Некоторые, привязав к повозкам строевых лошадей, лежали на арбах, переговариваясь с бабами, нянча детишек, другие ехали верхами, не снимая ни винтовок, ни шашек. «Побросали частя и бегут», — решил Прохор, поглядывая на казаков.
Пахло конским и бычьим потом, нагретым деревом бричек, домашней утварью, коломазью. Быки шли понуро, тяжко нося боками. С высунутых языков их до самой придорожной пыли свисали узорчатые нити слюны. Обоз двигался со скоростью четырех-пяти верст в час. Подводы с лошадиными упряжками не перегоняли быков. Но едва лишь где-то далеко на юге мягко разостлался орудийный выстрел, как все пришло в движение: измешав порядок, из длинной вереницы подвод съехали в стороны пароконные и одноконные повозки, запряженные лошадьми. Лошади пошли рысью, замелькали кнуты, послышалось разноголосое: «Но, поди!», «Но-о-о, чертовы сыны!», «Трогай!» По бычьим спинам гулко зашлепали хворостины и арапники, живее загремели колеса. В страхе все ускорило движение. Тяжелыми серыми лохмами поднялась от дороги жаркая пыль и поплыла назад, клубясь, оседая на стеблях хлебов и разнотравья.
Маштаковатый конишка Прохора на ходу тянулся к траве, срывая губами то ветку донника, то желтый венчик сурепки, то кустик горчука; срывал и ел, двигая сторожкими ушами, стараясь выкинуть языком гремящие, натершие десны удила. Но после орудийного выстрела Прохор толкнул его каблуками, и конишка, словно понимая, что теперь не время кормиться, охотно перешел на тряскую рысь.

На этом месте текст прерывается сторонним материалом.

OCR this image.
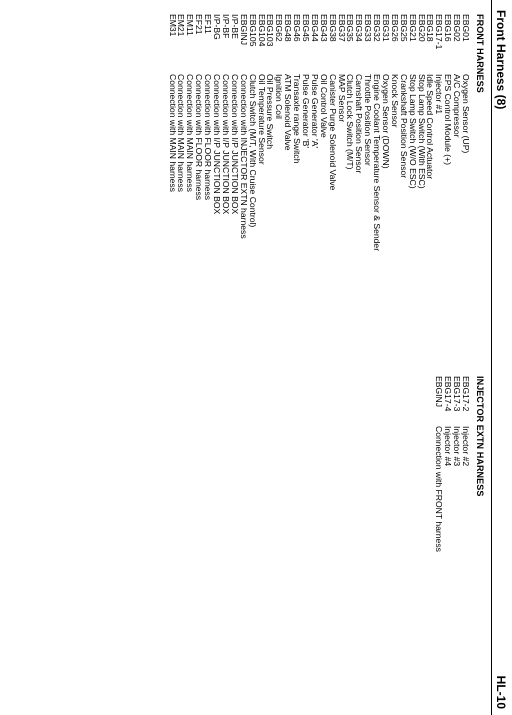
Front Harness (8)
HL-10
FRONT HARNESS
EBG01
Oxygen Sensor (UP)
EBG02
A/C Compressor
EBG16
EPS Control Module (+)
EBG17-1
Injector #1
EBG18
Idle Speed Control Actuator
EBG20
Stop Lamp Switch (With ESC)
EBG21
Stop Lamp Switch (W/O ESC)
EBG25
Crankshaft Position Sensor
EBG26
Knock Sensor
EBG31
Oxygen Sensor (DOWN)
EBG32
Engine Coolant Temperature Sensor & Sender
EBG33
Throttle Position Sensor
EBG34
Camshaft Position Sensor
EBG35
Clutch Lock Switch (M/T)
EBG37
MAP Sensor
EBG38
Canister Purge Solenoid Valve
EBG43
Oil Control Valve
EBG44
Pulse Generator 'A'
EBG45
Pulse Generator 'B'
EBG46
Transaxle range Switch
EBG48
ATM Solenoid Valve
EBG62
Ignition Coil
EBG103
Oil Pressure Switch
EBG104
Oil Temperature Sensor
EBG105
Clutch Switch (M/T, With Cruise Control)
EBGINJ
Connection with INJECTOR EXTN harness
I/P-BE
Connection with I/P JUNCTION BOX
I/P-BF
Connection with I/P JUNCTION BOX
I/P-BG
Connection with I/P JUNCTION BOX
EF11
Connection with FLOOR harness
EF21
Connection with FLOOR harness
EM11
Connection with MAIN harness
EM21
Connection with MAIN harness
EM31
Connection with MAIN harness
INJECTOR EXTN HARNESS
EBG17-2
Injector #2
EBG17-3
Injector #3
EBG17-4
Injector #4
EBGINJ
Connection with FRONT harness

Канонада разрасталась. Садкие, бухающие звуки выстрелов сливались, в душном воздухе колеблющейся октавой стоял раскатистый, громовитый гул.
— Господи Исусе! — крестилась на арбе молодая баба, вырывая изо рта ребенка коричнево-розовый, блестящий от молока сосок, запихивая в рубаху тугую желтоватую кормящую грудь.
— Наши бьют али кто? Эй, служивый! — крикнул Прохору шагавший рядом с быками старик.
— Красные, дед! У наших снарядов нету.
— Ну, спаси их царица небесная!
Старик выпустил из рук налыгач, снял старенькую казачью фуражку; крестясь на ходу, повернулся на восток лицом.
На юге из-за гребня, поросшего стрельчатыми всходами поздней кукурузы, показалось жидковатое черное облако. Оно заняло полгоризонта, мглистым покровом задернуло небо.
— Большой пожар, глядите! — крикнул кто-то с подводы.
— Что бы это могло быть?
— Где горит? — сквозь дребезжащий гул колес зазвучали голоса.
— По Чиру.
— Красные по Чиру хутора жгут!
— Сушь, не приведи господь…
— Гляди, какая туча черная занялась!
— Это не один хутор горит!
— Вниз по Чиру от Каргиновской полышет, там ить бой зараз…
— А может, и по Черной речке? Погоняй, Иван!
— Ох, и горит!..
Черная мгла простиралась вширь, занимала все большее пространство. Все сильнее становился орудийный рев. А через полчаса на Гетманский шлях южный ветерок принес прогорклый и тревожный запах гари с пожара, бушевавшего в тридцати пяти верстах от шляха по чирским хуторам.
LX
Дорога по Большому Громку в одном месте шла мимо огорожи, сложенной из серого камня-плитняка, а потом круто заворачивала к Дону, спускалась в неглубокий суходольный ярок, через который был перекинут бревенчатый мост.
В сухую погоду теклина яра желто отсвечивала песком, цветастой галькой, а после летнего ливня с бугра в яр стремительно скатывались мутные дождевые потоки, они сливались, вода шла на низ стеной, вымывая и ворочая камни, с гулом ввергаясь в Дон.
В такие дни мост затопляло, но ненадолго; через час-два бешеная нагорная вода, недавно разорявшая огороды и вырывавшая плетни вместе со стоянка́ми, спадала, на оголенной подошве яра свежо сияла влажная, пахнущая мелом и сыростью омытая галька, по краям коричневым глянцем блистал наносный ил.
По обочинам яра густо росли тополя и вербы. В тени их стояла прохлада даже в самую жаркую пору летнего дня.
Прельстившись холодком, возле моста расположилась застава Вешенской иногородней дружины.